English Lessons

So Cason & I finally jumped in. After talking for almost 2 years about wanting to volunteer regularly with a refugee family, we took the plunge. It’s been the commitment factor that has stopped us in the past. Working on my MBA part-time while working full-time, I wasn’t sure if I could commit to spending a couple of hours a week with a family. I certainly did not want to let anyone down. So we put it off, waiting for a better time to come along.

I’m not sure if a better time has actually come along, but we couldn’t put it off any longer. It was one of those obedience things that we knew we were being called to and we had to follow through.

We were matched at the end of April with a young Cuban refugee named Yerandy. He is 30-years-old and lives with his sister, her husband, and their younger brother. We are specifically assigned to Yerandy, but his sister often joins us. Yerandy has been in the U.S. about 5 months and knew virtually no English.

While I’m supposed to know Spanish (it was my 2nd major in college, but based on the current condition of my abilities, I’m embarrassed to admit that), Cason only knows the handful of basic Spanish words that any American knows. It makes for an interesting time.

We try to go to his house twice a week, but that doesn’t always work out. In our short time of doing this, we are already learning some valuable lessons:

Patience is key.
After showing up to his house twice early on & him not being there, we started to get a bit frustrated. It is an hour drive round-trip & we all know how expensive gas has gotten.
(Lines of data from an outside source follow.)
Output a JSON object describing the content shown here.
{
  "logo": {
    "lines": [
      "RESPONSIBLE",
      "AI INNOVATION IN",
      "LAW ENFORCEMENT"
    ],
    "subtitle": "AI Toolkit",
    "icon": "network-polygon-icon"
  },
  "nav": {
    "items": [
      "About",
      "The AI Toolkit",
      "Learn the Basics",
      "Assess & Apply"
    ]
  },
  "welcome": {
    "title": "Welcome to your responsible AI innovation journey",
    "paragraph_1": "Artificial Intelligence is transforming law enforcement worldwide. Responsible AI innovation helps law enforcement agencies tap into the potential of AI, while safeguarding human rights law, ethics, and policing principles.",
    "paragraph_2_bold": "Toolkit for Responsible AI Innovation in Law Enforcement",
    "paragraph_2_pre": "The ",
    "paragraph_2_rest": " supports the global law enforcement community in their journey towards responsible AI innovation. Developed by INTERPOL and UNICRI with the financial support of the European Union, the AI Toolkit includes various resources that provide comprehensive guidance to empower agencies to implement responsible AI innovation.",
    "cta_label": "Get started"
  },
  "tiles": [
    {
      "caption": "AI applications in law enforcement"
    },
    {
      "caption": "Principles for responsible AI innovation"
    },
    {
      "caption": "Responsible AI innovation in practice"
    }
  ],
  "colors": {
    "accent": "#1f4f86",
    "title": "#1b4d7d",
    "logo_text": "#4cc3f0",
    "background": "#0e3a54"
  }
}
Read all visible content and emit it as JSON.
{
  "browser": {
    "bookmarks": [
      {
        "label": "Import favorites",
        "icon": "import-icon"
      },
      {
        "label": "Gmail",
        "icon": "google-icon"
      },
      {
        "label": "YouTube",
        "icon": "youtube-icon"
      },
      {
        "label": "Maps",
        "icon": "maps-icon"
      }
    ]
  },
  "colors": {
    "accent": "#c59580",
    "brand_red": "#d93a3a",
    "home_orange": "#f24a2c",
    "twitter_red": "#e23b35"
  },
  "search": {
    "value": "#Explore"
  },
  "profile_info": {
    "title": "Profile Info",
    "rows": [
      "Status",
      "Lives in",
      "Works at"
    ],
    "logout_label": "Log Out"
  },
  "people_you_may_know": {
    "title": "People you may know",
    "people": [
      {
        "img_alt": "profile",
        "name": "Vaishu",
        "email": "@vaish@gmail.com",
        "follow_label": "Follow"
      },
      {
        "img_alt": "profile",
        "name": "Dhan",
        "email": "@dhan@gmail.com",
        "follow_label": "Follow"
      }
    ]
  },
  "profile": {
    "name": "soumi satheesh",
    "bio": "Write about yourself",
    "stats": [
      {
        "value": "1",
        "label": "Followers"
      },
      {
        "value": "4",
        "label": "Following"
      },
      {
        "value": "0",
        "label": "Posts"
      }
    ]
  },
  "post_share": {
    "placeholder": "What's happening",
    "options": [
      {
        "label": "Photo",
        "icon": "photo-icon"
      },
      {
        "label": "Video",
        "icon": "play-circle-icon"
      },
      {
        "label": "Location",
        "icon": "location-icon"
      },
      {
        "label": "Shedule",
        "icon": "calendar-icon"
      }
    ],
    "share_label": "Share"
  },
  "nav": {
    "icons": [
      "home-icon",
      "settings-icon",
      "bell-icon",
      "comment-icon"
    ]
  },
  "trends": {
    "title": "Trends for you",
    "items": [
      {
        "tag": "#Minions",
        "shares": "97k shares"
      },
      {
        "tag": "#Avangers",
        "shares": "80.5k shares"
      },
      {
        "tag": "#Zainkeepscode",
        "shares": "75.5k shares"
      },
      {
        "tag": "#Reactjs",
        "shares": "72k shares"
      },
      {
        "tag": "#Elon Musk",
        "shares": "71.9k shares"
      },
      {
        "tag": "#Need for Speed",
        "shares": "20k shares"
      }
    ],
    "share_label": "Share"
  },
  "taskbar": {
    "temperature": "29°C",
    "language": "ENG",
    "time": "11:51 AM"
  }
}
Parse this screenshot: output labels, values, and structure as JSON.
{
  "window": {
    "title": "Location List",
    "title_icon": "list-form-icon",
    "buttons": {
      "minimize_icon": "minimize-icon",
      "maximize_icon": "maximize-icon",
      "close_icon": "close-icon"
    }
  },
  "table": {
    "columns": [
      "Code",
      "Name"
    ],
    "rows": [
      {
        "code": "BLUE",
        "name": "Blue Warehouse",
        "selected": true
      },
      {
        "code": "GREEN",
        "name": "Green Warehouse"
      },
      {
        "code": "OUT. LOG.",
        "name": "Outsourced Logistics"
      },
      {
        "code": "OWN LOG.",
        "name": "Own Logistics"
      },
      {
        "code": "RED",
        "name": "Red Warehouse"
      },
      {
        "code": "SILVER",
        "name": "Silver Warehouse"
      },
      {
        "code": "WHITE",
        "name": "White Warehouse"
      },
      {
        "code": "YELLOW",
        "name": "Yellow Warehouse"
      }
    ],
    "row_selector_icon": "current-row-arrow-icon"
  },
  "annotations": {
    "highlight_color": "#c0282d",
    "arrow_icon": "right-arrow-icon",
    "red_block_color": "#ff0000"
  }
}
But we can’t let ourselves get too upset. Other cultures work differently than ours. Not everyone is as time-obsessed as we Americans. We did get his phone number after that so we can call before to drive over there. Sometimes he’s available at our scheduled times. Sometimes he’s not, and that’s okay.

Sometimes you just have to let things go.
My Spanish has gotten rusty. There are a lot of things we can’t communicate with each other. Even when I call to see if he’s home first, I don’t understand everything he says. I get the gist (are you available – yes or no) and then move on. I’m learning that I don’t always need to know every little detail and always feel in control.

We must honor our commitments, even when we don’t feel like it.
There are many days that we don’t feel like going over there. We have plenty that we need to do at home, or we are just feeling lazy. But when we push through and go, after it’s all said and done, we are very glad that we made the effort.

God can equip us for anything.
Neither one of us has ever taught English as a second language before. We don’t really know what we are doing. My Spanish is terrible, and Cason doesn’t know any. But that doesn’t stop God from using us in what He has called us to do. For that, I am very grateful.

Above all, relationships are what matter most.
Last Thursday was one of our favorite evenings with Yerandy. It wasn’t because of any great progress in his English abilities (though those are becoming more evident), but it was because we just generally had a good time with he & his sister. She kept offering us various foods & drink. We were able to chat a bit and joke around. I felt like we grew closer to them that evening. It was a great time!

So I am very glad that we did step out in obedience and finally make this commitment. I know it’s one of the things that we are supposed to be doing in this season of life. It’s an adventure and we are along for the ride.